Sanctions are among the most effective measures sending a strong signal to the regime. The US should consider resuming the Treasury sanctions under Executive Order 13405, currently suspended, against specific state-owned enterprises – altogether 9 of them.
Sanctions should also aim at the so-called wallets of Lukashenka – oligarchs who support Lukashenka and in return, directly benefit from their loyalty. Such measures should also target those who have been at the core of the repression machine: judges, prosecutors, investigators, state propagandists, and the management of the Belarusian Bar Association intimidating lawyers who defend political prisoners. Some lawyers – like Maxim Znak – are in prison, others were stripped of their licenses, severely limiting the right of Belarusians to legal defense.
Some countries might want to capitalize on the weakness of Lukashenka by advancing their interests contrary to the will of the Belarusian people. Therefore, it is of utmost importance that the United States, along with the United Kingdom, Canada, European Union Member States, and other like-minded nations, would call on the international community not to sign any international agreements with the Lukashenko regime, since doing so contradicts the will of the Belarusian people and undermines the sovereignty of Belarus. Similarly, contracts to purchase Belarusian state-owned enterprises with an illegitimate president Lukashenka, will be reversed.

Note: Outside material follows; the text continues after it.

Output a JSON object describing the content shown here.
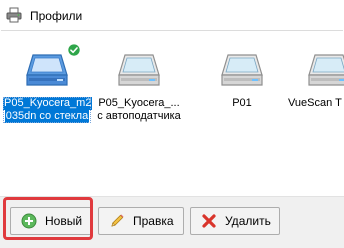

We call for additional efforts to implement international mediation, including under the auspices of the OSCE, to resolve the political crisis in Belarus. This way, we would welcome a constructive role of all states, including Russia, on the basis of respect for the sovereignty and independence of Belarus.
Belarusians require support, especially the civil society, the human rights defenders, the independent media, the people, and the businesses. All of them have been attacked and/or repressed by the regime. I call on the United States Congress to consider increasing the support for the diversified pressing needs of Belarusians.
As the European Union has drafted a Comprehensive Plan to support Belarus during the transition and after elections, we are calling on the US to join this work in order to start developing a joint Marshall Plan for Belarus.
Based on the experience of the previous political crises in Belarus, it is of utmost importance to maintain consistency in the adopted policy. The US should insist on the full implementation of measures constituting the progress in resolving the ongoing crisis: to stop the violence, to release the political prisoners, to restore the rule of law, and to launch a genuine dialogue between the legitimate representatives of Belarusians and the regime. This dialogue should lead to new free and fair elections under international observation. This would allow Belarusians to rightfully choose their leaders in a competitive process and ensure that the results of the elections are credible and recognized by the international community. Most importantly, Belarusians must accept the results for a peaceful transition of power to open a new chapter in the political life of Belarus.